The BuSSy Project describes itself on Facebook as a "performing arts project that documents and gives voice to censored untold stories about gender in different communities in Egypt."
The project documents real stories through plays and discusses sexual harassment, rape, discrimination, Female Genital Mutilation, sexual violence against children, and more.
The director of the project, Yara Ahmed, told Aswat Masriya that the play addresses the social pressures that unmarried girls face in Egypt.
The play is due to run on “Egyptian Women’s Day,” which marks the anniversary of the fall of the first Egyptian women in the 1919 revolution against the British occupation. At least 300 Egyptian women, including the wives of high-profile political figures and female students, participated in the demonstrations.

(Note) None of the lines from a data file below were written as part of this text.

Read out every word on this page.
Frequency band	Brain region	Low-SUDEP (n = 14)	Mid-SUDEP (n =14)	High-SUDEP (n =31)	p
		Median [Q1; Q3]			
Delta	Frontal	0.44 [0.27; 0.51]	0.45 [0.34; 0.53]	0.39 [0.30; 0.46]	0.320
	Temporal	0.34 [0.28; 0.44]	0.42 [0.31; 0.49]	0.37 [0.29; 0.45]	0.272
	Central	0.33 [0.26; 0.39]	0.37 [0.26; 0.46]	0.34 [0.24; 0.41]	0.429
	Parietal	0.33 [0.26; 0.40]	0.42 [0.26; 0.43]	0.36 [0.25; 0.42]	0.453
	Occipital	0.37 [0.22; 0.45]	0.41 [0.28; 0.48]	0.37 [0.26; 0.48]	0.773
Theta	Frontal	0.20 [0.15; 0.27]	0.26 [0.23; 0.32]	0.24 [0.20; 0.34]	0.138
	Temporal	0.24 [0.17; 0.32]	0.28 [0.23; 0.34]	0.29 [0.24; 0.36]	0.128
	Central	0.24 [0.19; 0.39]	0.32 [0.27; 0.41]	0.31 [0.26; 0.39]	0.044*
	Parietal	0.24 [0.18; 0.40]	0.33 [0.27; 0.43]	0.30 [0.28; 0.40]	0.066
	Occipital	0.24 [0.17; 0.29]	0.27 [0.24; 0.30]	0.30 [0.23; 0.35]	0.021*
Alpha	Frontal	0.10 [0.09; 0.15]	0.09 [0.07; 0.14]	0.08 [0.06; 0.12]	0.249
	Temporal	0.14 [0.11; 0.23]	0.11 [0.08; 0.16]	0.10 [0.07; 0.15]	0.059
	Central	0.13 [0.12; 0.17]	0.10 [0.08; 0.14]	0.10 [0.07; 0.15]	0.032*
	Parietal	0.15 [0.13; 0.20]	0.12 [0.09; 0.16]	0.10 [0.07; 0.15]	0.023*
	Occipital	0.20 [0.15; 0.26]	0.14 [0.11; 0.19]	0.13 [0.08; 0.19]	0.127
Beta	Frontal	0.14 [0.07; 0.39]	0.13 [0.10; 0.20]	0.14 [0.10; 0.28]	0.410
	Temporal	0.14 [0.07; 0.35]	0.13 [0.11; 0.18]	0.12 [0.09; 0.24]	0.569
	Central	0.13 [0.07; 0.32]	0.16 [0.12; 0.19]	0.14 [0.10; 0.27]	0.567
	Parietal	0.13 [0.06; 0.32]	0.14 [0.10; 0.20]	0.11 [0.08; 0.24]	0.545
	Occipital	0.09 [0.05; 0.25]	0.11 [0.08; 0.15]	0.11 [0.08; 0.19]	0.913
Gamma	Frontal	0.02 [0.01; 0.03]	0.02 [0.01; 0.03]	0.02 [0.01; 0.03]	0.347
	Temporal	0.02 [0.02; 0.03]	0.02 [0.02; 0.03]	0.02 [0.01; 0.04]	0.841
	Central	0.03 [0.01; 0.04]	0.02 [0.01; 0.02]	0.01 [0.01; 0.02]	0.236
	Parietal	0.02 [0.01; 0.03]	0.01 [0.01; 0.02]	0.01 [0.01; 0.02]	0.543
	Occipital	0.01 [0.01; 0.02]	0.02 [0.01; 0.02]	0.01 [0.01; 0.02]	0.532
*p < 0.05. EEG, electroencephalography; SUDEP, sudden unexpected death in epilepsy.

Ahmed said that the play was the product of a workshop that had been held by the BuSSy project last October.
The lead actors are “ordinary people who took part in the workshop with us and were introduced then to theatre methods,” Ahmed explained.
The play was produced “through their stories,” because BuSSy aims to provide free spaces for men and women in Egypt to tell their personal stories that may otherwise be considered taboo in order to raise awareness about societal problems.
Ahmed said that the have chose theatre as their platform because it is more engaging than multimedia work, and other more mainstream methods of raising awareness.
“When people see and hear real stories on a stage,it has a stronger effect than any other method of sending a message,”Ahmed said adding that theater also allows for monologues, movement, and additional sound effects.